The measure’s opponents disagree. In a statement, resident Cindy Giardina, a former councilwoman and school board member who filed the argument against Measure I, described the evergreen measure as a “Venus flytrap” that will eventually latch on when residents’ properties inevitably exceed the threshold. Current residents might avoid it, but their heirs will not, she argued.
“With all the development in Inglewood, the Stadium up and running, and major Inglewood companies reporting trillions in income during COVID-19 pandemic, the financial losses of the city are due to faulty decisions,” Giardina said in a statement.
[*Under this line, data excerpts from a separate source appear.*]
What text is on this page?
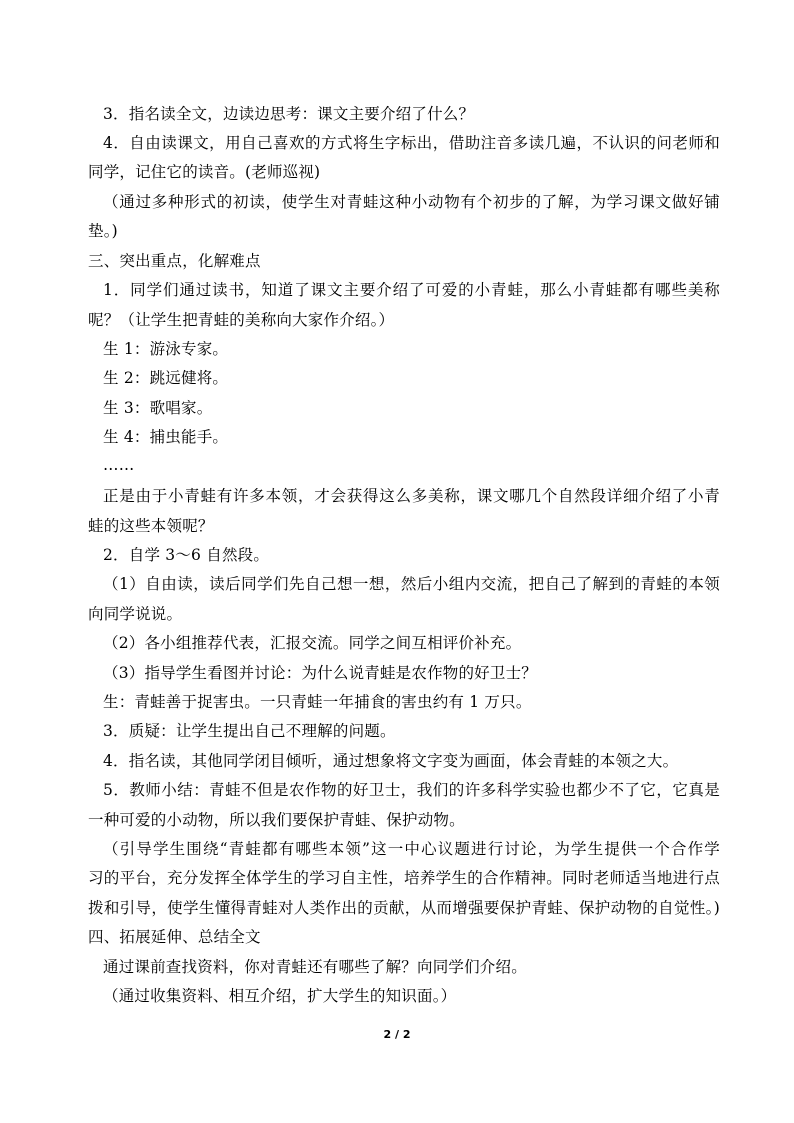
3．指名读全文，边读边思考：课文主要介绍了什么？
4．自由读课文，用自己喜欢的方式将生字标出，借助注音多读几遍，不认识的问老师和
同学，记住它的读音。(老师巡视)
（通过多种形式的初读，使学生对青蛙这种小动物有个初步的了解，为学习课文做好铺
垫。)
三、突出重点，化解难点
1．同学们通过读书，知道了课文主要介绍了可爱的小青蛙，那么小青蛙都有哪些美称
呢？（让学生把青蛙的美称向大家作介绍。）
生 1：游泳专家。
生 2：跳远健将。
生 3：歌唱家。
生 4：捕虫能手。
……
正是由于小青蛙有许多本领，才会获得这么多美称，课文哪几个自然段详细介绍了小青
蛙的这些本领呢？
2．自学 3～6 自然段。
（1）自由读，读后同学们先自己想一想，然后小组内交流，把自己了解到的青蛙的本领
向同学说说。
（2）各小组推荐代表，汇报交流。同学之间互相评价补充。
（3）指导学生看图并讨论：为什么说青蛙是农作物的好卫士？
生：青蛙善于捉害虫。一只青蛙一年捕食的害虫约有 1 万只。
3．质疑：让学生提出自己不理解的问题。
4．指名读，其他同学闭目倾听，通过想象将文字变为画面，体会青蛙的本领之大。
5．教师小结：青蛙不但是农作物的好卫士，我们的许多科学实验也都少不了它，它真是
一种可爱的小动物，所以我们要保护青蛙、保护动物。
（引导学生围绕“青蛙都有哪些本领”这一中心议题进行讨论，为学生提供一个合作学
习的平台，充分发挥全体学生的学习自主性，培养学生的合作精神。同时老师适当地进行点
拨和引导，使学生懂得青蛙对人类作出的贡献，从而增强要保护青蛙、保护动物的自觉性。)
四、拓展延伸、总结全文
通过课前查找资料，你对青蛙还有哪些了解？向同学们介绍。
（通过收集资料、相互介绍，扩大学生的知识面。）
2 / 2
Giardina argues that renters, in particular, may feel the impact sooner if apartment owners pass the cost of the tax onto their tenants.
Pandemic effects overstated
Inglewood’s newly adopted budget aligns with a recent report from the California State Auditor’s Office, which found that the economic doom-and-gloom surrounding the pandemic was overstated. The report predicted Inglewood specifically would only see a $4 million decrease in revenues from 2019 to 2022 attributable to the pandemic. Inglewood, and most other cities, “would receive far more stimulus money than they lost during the pandemic” and should be considering cutting taxes, rather than increasing them, the report found.
The 2021-22 budget does not include the $31 million Inglewood will receive from Uncle Sam, even though $16 million of that stimulus money has been sitting in the city coffers since July. The money was never mentioned during the presentations about Inglewood’s fiscal emergency.
Fields stated the city is still waiting for guidance from the federal government. Yet the U.S. Treasury issued an “Interim Final Rule” outlining how the funds can be spent in May.
Inglewood will receive the second half of the stimulus in July 2022 before the fiscal year ends. The funds must be earmarked by 2024 and spent by 2026, according to the U.S. Treasury.
If the projected deficit still exists at year’s end, Inglewood will cover the gap with $63 million in reserves that the city built up using bond proceeds meant to pay off its pension debt.